Another rider who maintained a positive attitude throughout the competition was Auburn University’s Maggie McAlary of Amherst, N.H. The judges rewarded McAlary’s cheerfulness (as well as her skillful riding aboard a number of challenging mounts) with the hunter seat MVP award, sponsored by the U.S. Hunter Jumper Association.  

“She didn’t always get the best draws,” said judge Alder of McAlary (who rides under the direction of AU assistant coach Lindsay Neubarth), “but Maggie’s a beautiful rider and did a great job with the horses that she drew. She kept a great attitude and didn’t let the frustration get to her. She handled everything with a lot of composure and very professionally.”

As a freshman, this was McAlary’s inaugural VENC. “It’s a lot different than I expected,” McAlary said of the format. “I’m so much more into it than I thought I would be. It’s so much more intense than regular horse shows. You build up all year for this, and it feels like indoors or equitation finals. The nerves are exactly like they are if you’re at [the Pessoa/USEF Medal Finals]. This week, I always felt like I was doing something really important, being part of a team and doing it all together. Win or lose, we always have a good time. Even if you don’t do well yourself, you have your teammates to root for.” 

Mullins, in his first year of judging the VENC, praised the overall caliber of riding that he witnessed at the event. “This is a very good kind of competition, because it’s very fair—it’s not ‘what your father can buy you;’ it’s your riding ability that counts.”

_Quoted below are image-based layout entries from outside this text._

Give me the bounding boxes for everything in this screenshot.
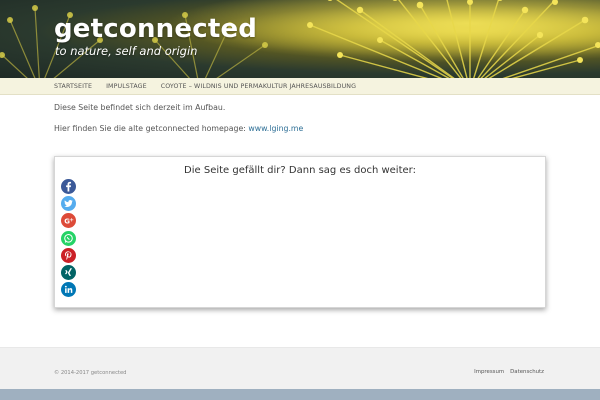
share-icon-list: G +: [61, 179, 76, 299]
footer-link-datenschutz[interactable]: Datenschutz: [510, 369, 544, 375]
xing-icon[interactable]: [61, 264, 76, 280]
share-title: Die Seite gefällt dir? Dann sag es doch …: [184, 165, 416, 176]
construction-notice: Diese Seite befindet sich derzeit im Auf…: [54, 103, 226, 112]
footer-links: Impressum Datenschutz: [468, 369, 544, 375]
twitter-icon[interactable]: [61, 196, 76, 212]
nav-item-startseite[interactable]: Startseite: [54, 83, 92, 90]
bottom-bar: [0, 389, 600, 400]
nav-item-impulstage[interactable]: Impulstage: [106, 83, 147, 90]
google-plus-icon[interactable]: G +: [61, 213, 76, 229]
old-homepage-notice: Hier finden Sie die alte getconnected ho…: [54, 123, 554, 134]
svg-text:+: +: [70, 218, 74, 224]
copyright-text: © 2014-2017 getconnected: [54, 370, 127, 376]
whatsapp-icon[interactable]: [61, 230, 76, 246]
facebook-icon[interactable]: [61, 179, 76, 194]
old-homepage-link[interactable]: www.lging.me: [248, 124, 303, 133]
site-title[interactable]: getconnected: [54, 14, 257, 44]
linkedin-icon[interactable]: [61, 282, 76, 298]
share-box: Die Seite gefällt dir? Dann sag es doch …: [54, 156, 546, 308]
nav-item-coyote[interactable]: Coyote – Wildnis und Permakultur Jahresa…: [161, 83, 356, 90]
pinterest-icon[interactable]: [61, 247, 76, 263]
site-tagline: to nature, self and origin: [55, 44, 198, 58]
footer-link-impressum[interactable]: Impressum: [474, 369, 504, 375]
site-header: getconnected to nature, self and origin: [0, 0, 600, 78]
main-content: Diese Seite befindet sich derzeit im Auf…: [54, 102, 554, 144]
main-navigation: Startseite Impulstage Coyote – Wildnis u…: [0, 78, 600, 95]
site-footer: © 2014-2017 getconnected Impressum Daten…: [0, 347, 600, 390]
old-homepage-text: Hier finden Sie die alte getconnected ho…: [54, 124, 249, 133]
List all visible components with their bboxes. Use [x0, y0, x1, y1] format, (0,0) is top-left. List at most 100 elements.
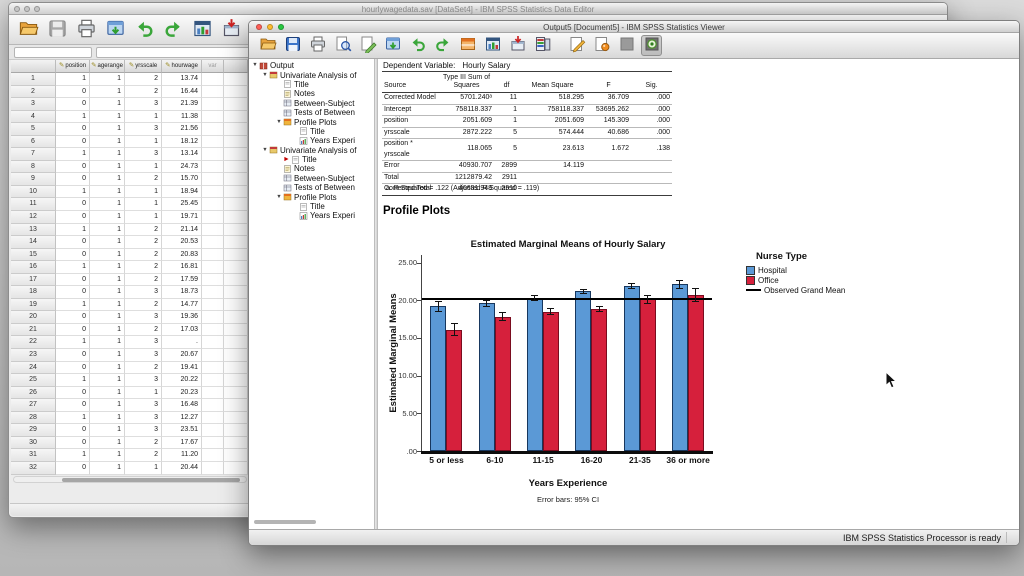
- grid-cell[interactable]: [224, 374, 248, 387]
- grid-cell[interactable]: 3: [125, 98, 162, 111]
- row-header-5[interactable]: 5: [11, 123, 56, 136]
- tree-item-notes[interactable]: Notes: [249, 89, 374, 98]
- grid-cell[interactable]: [202, 399, 224, 412]
- grid-cell[interactable]: 13.14: [162, 148, 202, 161]
- grid-cell[interactable]: [224, 461, 248, 475]
- row-header-24[interactable]: 24: [11, 361, 56, 375]
- grid-cell[interactable]: 1: [90, 273, 125, 287]
- export-output-button[interactable]: [357, 35, 378, 56]
- row-header-32[interactable]: 32: [11, 461, 56, 475]
- grid-cell[interactable]: 3: [125, 123, 162, 136]
- grid-cell[interactable]: [224, 386, 248, 400]
- grid-cell[interactable]: 0: [56, 323, 90, 337]
- grid-cell[interactable]: 1: [90, 85, 125, 99]
- grid-cell[interactable]: 0: [56, 386, 90, 400]
- grid-cell[interactable]: 3: [125, 424, 162, 437]
- grid-cell[interactable]: 1: [56, 110, 90, 124]
- grid-cell[interactable]: [224, 411, 248, 425]
- grid-cell[interactable]: 2: [125, 173, 162, 186]
- grid-cell[interactable]: 1: [90, 349, 125, 362]
- grid-cell[interactable]: 1: [56, 148, 90, 161]
- print-button[interactable]: [74, 18, 98, 42]
- grid-cell[interactable]: 1: [125, 211, 162, 224]
- grid-cell[interactable]: 0: [56, 424, 90, 437]
- grid-cell[interactable]: 1: [125, 110, 162, 124]
- column-header-hourwage[interactable]: ✎ hourwage: [162, 60, 202, 73]
- grid-cell[interactable]: 15.70: [162, 173, 202, 186]
- grid-cell[interactable]: 2: [125, 273, 162, 287]
- disclosure-triangle[interactable]: ▼: [275, 193, 283, 202]
- grid-cell[interactable]: 19.41: [162, 361, 202, 375]
- grid-cell[interactable]: 0: [56, 85, 90, 99]
- grid-cell[interactable]: 0: [56, 273, 90, 287]
- grid-cell[interactable]: 0: [56, 349, 90, 362]
- open-folder-button[interactable]: [257, 35, 278, 56]
- column-header-agerange[interactable]: ✎ agerange: [90, 60, 125, 73]
- row-header-31[interactable]: 31: [11, 449, 56, 462]
- grid-cell[interactable]: 24.73: [162, 160, 202, 174]
- grid-cell[interactable]: 21.56: [162, 123, 202, 136]
- grid-cell[interactable]: 0: [56, 248, 90, 262]
- grid-cell[interactable]: [224, 223, 248, 237]
- grid-cell[interactable]: 1: [90, 286, 125, 299]
- row-header-7[interactable]: 7: [11, 148, 56, 161]
- grid-cell[interactable]: 12.27: [162, 411, 202, 425]
- grid-cell[interactable]: 20.23: [162, 386, 202, 400]
- grid-cell[interactable]: 20.44: [162, 461, 202, 475]
- blank-button[interactable]: [616, 35, 637, 56]
- grid-cell[interactable]: [202, 185, 224, 199]
- disclosure-triangle[interactable]: ▼: [251, 61, 259, 70]
- grid-cell[interactable]: 1: [90, 223, 125, 237]
- resize-grip[interactable]: [1006, 532, 1016, 543]
- grid-cell[interactable]: 14.77: [162, 298, 202, 312]
- tree-item-output[interactable]: ▼ Output: [249, 61, 374, 70]
- row-header-9[interactable]: 9: [11, 173, 56, 186]
- grid-cell[interactable]: [202, 148, 224, 161]
- grid-cell[interactable]: 16.44: [162, 85, 202, 99]
- grid-cell[interactable]: [224, 248, 248, 262]
- grid-cell[interactable]: 2: [125, 261, 162, 274]
- grid-cell[interactable]: 1: [90, 185, 125, 199]
- grid-cell[interactable]: 1: [90, 449, 125, 462]
- tree-item-tests-of-between[interactable]: Tests of Between: [249, 183, 374, 192]
- grid-cell[interactable]: 1: [90, 98, 125, 111]
- chart-builder-button[interactable]: [190, 18, 214, 42]
- grid-cell[interactable]: 2: [125, 449, 162, 462]
- grid-cell[interactable]: 1: [56, 223, 90, 237]
- grid-cell[interactable]: 21.14: [162, 223, 202, 237]
- grid-cell[interactable]: 17.67: [162, 436, 202, 450]
- grid-cell[interactable]: 1: [90, 298, 125, 312]
- print-button[interactable]: [307, 35, 328, 56]
- grid-cell[interactable]: 1: [90, 436, 125, 450]
- row-header-10[interactable]: 10: [11, 185, 56, 199]
- grid-cell[interactable]: 1: [90, 411, 125, 425]
- grid-cell[interactable]: 1: [90, 424, 125, 437]
- grid-cell[interactable]: 1: [90, 386, 125, 400]
- grid-cell[interactable]: 1: [90, 374, 125, 387]
- grid-cell[interactable]: [202, 461, 224, 475]
- row-header-30[interactable]: 30: [11, 436, 56, 450]
- grid-cell[interactable]: [224, 160, 248, 174]
- grid-cell[interactable]: 1: [56, 298, 90, 312]
- grid-cell[interactable]: 20.67: [162, 349, 202, 362]
- grid-cell[interactable]: 11.38: [162, 110, 202, 124]
- grid-cell[interactable]: 2: [125, 85, 162, 99]
- row-header-8[interactable]: 8: [11, 160, 56, 174]
- grid-cell[interactable]: [224, 110, 248, 124]
- grid-cell[interactable]: 0: [56, 123, 90, 136]
- tree-item-years-experi[interactable]: Years Experi: [249, 211, 374, 220]
- grid-cell[interactable]: 19.36: [162, 311, 202, 324]
- grid-cell[interactable]: [224, 173, 248, 186]
- grid-cell[interactable]: 1: [90, 361, 125, 375]
- grid-cell[interactable]: 2: [125, 298, 162, 312]
- save-button[interactable]: [282, 35, 303, 56]
- goto-case-button[interactable]: [457, 35, 478, 56]
- show-variables-button[interactable]: [532, 35, 553, 56]
- grid-cell[interactable]: 0: [56, 436, 90, 450]
- row-header-21[interactable]: 21: [11, 323, 56, 337]
- grid-cell[interactable]: 1: [125, 386, 162, 400]
- grid-cell[interactable]: [224, 323, 248, 337]
- cell-reference-box[interactable]: [14, 47, 92, 58]
- grid-cell[interactable]: 0: [56, 311, 90, 324]
- row-header-1[interactable]: 1: [11, 73, 56, 86]
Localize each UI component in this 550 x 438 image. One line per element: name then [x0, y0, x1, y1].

Alder pointed out the benefits of a varsity experience for riders seeking post-collegiate careers in the sport-horse industry. “It gives them a great opportunity to ride different horses and to do something a little different like dressage tests, which most [hunter/jumper] riders aren’t used to,” Alder said. “That type of work is very important to the training of young horses. And the kids do a great job riding these tests on horses they’re not familiar with.”